Kindererziehung:Und alle reden mit

Vater und Kind

Eltern finden es anstrengend, wenn jeder glaubt, ihre Kinder ungefragt miterziehen zu dürfen.

(Foto: dpa)

Kein Zoologe würde sich anmaßen, einem Informatiker Tipps zum Thema Computer zu geben. Eltern aber müssen aushalten, dass sich Großeltern, Freunde und Wildfremde in die Kindererziehung einmischen. Das nervt. Zu Recht?

Von Michael Neudecker

Es ist schon viel geforscht und geschrieben worden, inwiefern sich der Mensch vom Affen unterscheidet, hervorgehoben sei nun die Sache mit den Weißbüscheläffchen. Der niederländische Zoologe und Anthropologe Carel van Schaik hat sich bei seinen Untersuchungen vor Jahren mit ihnen, nun ja, angefreundet; nicht, weil sie so lustig aussehen, klein, ein geradezu katzenhafter Körper, affentypisches Gesicht und Don-King-Frisur mit wegstehenden weißhaarigen Büscheln. Sondern weil er etwas herausfand, das ihn begeisterte: Weißbüscheläffchen ziehen ihren Nachwuchs in der Gruppe auf. Lange Zeit war man davon ausgegangen, dass der Mensch der einzige Primat ist, der die Erziehung des Kindes nicht als alleinige Aufgabe der Mutter betrachtet. Inzwischen weiß man, dass jeder Mensch auch ein kleines bisschen Weißbüschelaffe ist.

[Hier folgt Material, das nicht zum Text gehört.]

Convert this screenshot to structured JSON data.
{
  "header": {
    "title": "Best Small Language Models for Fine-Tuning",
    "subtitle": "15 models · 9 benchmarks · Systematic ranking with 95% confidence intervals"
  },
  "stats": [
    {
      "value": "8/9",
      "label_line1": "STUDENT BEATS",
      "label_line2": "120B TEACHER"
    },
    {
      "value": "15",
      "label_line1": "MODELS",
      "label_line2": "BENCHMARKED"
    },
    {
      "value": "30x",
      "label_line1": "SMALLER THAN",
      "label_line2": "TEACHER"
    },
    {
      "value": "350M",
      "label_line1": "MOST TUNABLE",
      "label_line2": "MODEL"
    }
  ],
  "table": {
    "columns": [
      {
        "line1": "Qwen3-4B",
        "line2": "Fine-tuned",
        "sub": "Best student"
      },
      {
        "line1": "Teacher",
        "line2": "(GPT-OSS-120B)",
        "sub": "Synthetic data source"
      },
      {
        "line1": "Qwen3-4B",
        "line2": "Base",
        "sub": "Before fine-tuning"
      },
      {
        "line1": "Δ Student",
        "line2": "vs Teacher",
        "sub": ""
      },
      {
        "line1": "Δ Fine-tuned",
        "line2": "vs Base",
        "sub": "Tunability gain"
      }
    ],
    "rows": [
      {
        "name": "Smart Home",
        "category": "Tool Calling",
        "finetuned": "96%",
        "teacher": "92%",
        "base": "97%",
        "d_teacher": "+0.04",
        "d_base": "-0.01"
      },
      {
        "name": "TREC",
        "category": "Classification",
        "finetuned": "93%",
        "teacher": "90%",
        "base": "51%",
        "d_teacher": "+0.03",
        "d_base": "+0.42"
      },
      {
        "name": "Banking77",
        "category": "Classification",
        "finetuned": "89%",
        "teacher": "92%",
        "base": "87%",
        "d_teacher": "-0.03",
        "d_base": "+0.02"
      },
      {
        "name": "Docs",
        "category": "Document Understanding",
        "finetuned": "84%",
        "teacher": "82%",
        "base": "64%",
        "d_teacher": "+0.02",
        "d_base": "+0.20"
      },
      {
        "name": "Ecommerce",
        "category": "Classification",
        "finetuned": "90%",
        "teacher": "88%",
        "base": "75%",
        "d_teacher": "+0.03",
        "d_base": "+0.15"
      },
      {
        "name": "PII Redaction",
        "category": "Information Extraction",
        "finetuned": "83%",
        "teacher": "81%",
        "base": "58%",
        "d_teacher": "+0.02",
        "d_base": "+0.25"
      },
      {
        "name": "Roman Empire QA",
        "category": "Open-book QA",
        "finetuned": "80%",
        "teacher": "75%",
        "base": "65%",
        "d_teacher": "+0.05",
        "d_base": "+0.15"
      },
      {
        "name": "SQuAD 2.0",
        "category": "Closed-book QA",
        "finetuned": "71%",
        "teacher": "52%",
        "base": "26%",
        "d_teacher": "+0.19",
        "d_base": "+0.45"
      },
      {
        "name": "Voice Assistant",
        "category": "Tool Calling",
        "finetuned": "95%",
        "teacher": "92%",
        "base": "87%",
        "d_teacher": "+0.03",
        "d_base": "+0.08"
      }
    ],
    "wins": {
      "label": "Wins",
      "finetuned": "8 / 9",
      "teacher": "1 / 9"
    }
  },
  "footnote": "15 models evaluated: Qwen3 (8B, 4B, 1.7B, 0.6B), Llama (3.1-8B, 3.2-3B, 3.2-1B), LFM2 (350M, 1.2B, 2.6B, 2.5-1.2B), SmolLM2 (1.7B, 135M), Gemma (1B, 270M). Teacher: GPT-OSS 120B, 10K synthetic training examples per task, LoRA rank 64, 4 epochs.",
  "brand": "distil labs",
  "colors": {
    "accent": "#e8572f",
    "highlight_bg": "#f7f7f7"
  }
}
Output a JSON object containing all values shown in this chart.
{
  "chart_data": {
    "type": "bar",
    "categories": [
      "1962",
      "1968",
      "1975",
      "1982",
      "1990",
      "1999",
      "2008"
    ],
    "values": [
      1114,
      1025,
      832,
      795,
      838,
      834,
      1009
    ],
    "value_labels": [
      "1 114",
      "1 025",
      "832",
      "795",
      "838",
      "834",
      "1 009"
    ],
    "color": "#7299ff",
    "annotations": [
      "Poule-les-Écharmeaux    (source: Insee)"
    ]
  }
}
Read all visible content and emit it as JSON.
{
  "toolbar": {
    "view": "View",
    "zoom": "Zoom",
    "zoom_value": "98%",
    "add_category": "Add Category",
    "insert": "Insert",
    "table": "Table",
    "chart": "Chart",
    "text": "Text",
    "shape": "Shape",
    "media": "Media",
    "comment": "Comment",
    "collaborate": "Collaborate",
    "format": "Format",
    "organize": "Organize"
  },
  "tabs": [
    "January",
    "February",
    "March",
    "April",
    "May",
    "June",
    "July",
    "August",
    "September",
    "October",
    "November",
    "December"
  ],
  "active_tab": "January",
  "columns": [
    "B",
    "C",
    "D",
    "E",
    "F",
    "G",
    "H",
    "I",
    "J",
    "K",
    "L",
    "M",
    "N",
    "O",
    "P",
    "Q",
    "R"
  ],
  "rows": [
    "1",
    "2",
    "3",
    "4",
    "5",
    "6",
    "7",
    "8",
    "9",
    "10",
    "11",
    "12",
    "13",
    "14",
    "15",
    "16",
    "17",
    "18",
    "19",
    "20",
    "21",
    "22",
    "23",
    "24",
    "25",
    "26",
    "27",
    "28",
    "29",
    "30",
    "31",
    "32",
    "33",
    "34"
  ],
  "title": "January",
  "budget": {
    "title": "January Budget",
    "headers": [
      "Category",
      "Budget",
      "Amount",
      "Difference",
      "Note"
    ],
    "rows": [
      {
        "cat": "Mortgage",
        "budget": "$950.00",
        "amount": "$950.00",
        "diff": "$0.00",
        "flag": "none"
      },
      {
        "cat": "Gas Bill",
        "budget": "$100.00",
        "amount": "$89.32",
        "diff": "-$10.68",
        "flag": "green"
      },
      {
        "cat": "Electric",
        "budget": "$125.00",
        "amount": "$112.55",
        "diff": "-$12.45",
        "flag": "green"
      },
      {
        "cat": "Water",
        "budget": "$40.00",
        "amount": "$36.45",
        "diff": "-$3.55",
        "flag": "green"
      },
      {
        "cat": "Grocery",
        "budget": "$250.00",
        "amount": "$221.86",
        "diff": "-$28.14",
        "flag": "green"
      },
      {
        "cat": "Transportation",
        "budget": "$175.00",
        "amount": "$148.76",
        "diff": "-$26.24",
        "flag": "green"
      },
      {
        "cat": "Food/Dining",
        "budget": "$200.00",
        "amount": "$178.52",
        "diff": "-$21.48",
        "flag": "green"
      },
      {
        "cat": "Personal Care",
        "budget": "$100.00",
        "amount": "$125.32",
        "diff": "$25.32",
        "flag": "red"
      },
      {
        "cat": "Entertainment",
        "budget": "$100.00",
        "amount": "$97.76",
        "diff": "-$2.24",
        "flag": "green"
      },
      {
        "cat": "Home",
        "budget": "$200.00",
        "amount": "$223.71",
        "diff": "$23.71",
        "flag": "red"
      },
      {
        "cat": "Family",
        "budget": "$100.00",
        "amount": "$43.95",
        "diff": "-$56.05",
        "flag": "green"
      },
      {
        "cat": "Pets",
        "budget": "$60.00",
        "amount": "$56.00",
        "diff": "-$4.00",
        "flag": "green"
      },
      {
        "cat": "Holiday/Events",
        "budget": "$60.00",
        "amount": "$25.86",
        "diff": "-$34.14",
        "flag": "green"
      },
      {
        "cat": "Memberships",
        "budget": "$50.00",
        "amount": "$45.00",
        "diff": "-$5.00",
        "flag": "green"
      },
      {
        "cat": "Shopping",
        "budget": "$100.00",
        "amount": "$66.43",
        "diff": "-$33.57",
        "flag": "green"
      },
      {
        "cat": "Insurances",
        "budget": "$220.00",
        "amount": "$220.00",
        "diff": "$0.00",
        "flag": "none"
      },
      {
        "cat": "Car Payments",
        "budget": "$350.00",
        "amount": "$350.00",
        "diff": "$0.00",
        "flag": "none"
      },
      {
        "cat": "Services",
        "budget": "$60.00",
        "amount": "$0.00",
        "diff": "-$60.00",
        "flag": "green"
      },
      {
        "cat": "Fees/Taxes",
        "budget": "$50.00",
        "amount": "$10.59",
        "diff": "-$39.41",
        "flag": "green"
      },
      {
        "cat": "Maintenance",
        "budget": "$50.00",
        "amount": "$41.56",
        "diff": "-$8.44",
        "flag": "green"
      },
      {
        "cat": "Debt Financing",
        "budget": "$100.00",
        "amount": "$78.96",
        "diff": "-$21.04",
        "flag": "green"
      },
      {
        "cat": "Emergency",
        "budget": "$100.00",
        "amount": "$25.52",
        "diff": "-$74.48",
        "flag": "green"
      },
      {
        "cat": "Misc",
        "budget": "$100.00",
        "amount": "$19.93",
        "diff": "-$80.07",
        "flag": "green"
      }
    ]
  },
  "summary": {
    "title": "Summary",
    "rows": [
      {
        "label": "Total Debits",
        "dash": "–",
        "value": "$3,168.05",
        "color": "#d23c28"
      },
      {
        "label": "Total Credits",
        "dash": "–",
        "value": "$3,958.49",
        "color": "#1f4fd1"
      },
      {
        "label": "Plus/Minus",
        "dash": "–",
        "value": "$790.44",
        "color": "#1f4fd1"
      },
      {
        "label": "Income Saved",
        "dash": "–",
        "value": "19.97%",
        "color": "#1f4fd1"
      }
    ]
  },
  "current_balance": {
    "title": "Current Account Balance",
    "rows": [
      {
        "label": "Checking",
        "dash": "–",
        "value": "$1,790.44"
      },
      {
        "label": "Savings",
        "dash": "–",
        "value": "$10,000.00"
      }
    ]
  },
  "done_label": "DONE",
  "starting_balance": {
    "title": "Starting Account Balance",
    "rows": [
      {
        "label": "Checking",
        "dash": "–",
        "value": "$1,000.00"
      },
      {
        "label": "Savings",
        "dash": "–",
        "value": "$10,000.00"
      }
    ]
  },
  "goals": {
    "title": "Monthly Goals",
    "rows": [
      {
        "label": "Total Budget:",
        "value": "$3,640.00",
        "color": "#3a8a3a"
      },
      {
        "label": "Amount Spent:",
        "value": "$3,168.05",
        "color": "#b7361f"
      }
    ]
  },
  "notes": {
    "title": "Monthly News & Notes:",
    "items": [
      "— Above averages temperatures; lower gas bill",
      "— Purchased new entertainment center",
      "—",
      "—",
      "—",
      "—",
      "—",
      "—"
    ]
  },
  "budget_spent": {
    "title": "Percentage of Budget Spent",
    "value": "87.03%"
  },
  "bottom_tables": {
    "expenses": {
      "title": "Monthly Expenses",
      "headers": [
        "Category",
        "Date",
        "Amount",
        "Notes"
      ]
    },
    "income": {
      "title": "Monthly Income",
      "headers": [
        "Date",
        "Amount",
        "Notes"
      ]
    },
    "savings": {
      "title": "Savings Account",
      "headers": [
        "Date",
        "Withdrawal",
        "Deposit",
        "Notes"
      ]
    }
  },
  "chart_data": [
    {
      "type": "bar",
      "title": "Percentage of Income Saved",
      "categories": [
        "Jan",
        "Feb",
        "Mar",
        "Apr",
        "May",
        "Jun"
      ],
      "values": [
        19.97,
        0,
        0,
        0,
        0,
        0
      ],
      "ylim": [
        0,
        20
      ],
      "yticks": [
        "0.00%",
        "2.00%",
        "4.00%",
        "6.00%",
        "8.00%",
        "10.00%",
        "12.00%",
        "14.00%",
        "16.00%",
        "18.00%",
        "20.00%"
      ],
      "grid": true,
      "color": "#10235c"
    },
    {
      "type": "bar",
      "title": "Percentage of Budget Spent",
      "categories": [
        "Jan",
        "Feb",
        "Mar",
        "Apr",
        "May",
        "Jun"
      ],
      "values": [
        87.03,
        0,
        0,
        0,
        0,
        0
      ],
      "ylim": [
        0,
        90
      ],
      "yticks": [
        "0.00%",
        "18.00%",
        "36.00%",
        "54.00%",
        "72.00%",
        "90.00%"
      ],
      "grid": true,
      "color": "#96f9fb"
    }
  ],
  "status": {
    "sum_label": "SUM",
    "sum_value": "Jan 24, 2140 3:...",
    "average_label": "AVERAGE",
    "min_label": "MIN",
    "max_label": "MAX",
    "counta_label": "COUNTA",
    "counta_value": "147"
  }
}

Warum Mensch und Weißbüschelaffe irgendwann anfingen, Erziehung als Gemeinschaftsaufgabe zu begreifen, ist umstritten, aber klar ist, dass dieser Schritt wichtig war: Die Kooperationsbereitschaft hat zum Überleben und zur Weiterentwicklung des Menschen beigetragen. Die ausgedehnte Kooperation in der Erziehung war jahrhundertelang selbstverständlich, eine Zeit lang war es sogar total in, die Erziehung auszulagern: Wer etwas auf sich hielt und Geld hatte, erzog noch im 19. Jahrhundert nicht selbst, sondern ließ erziehen. Heute ist das nicht mehr ganz so, aber so ähnlich.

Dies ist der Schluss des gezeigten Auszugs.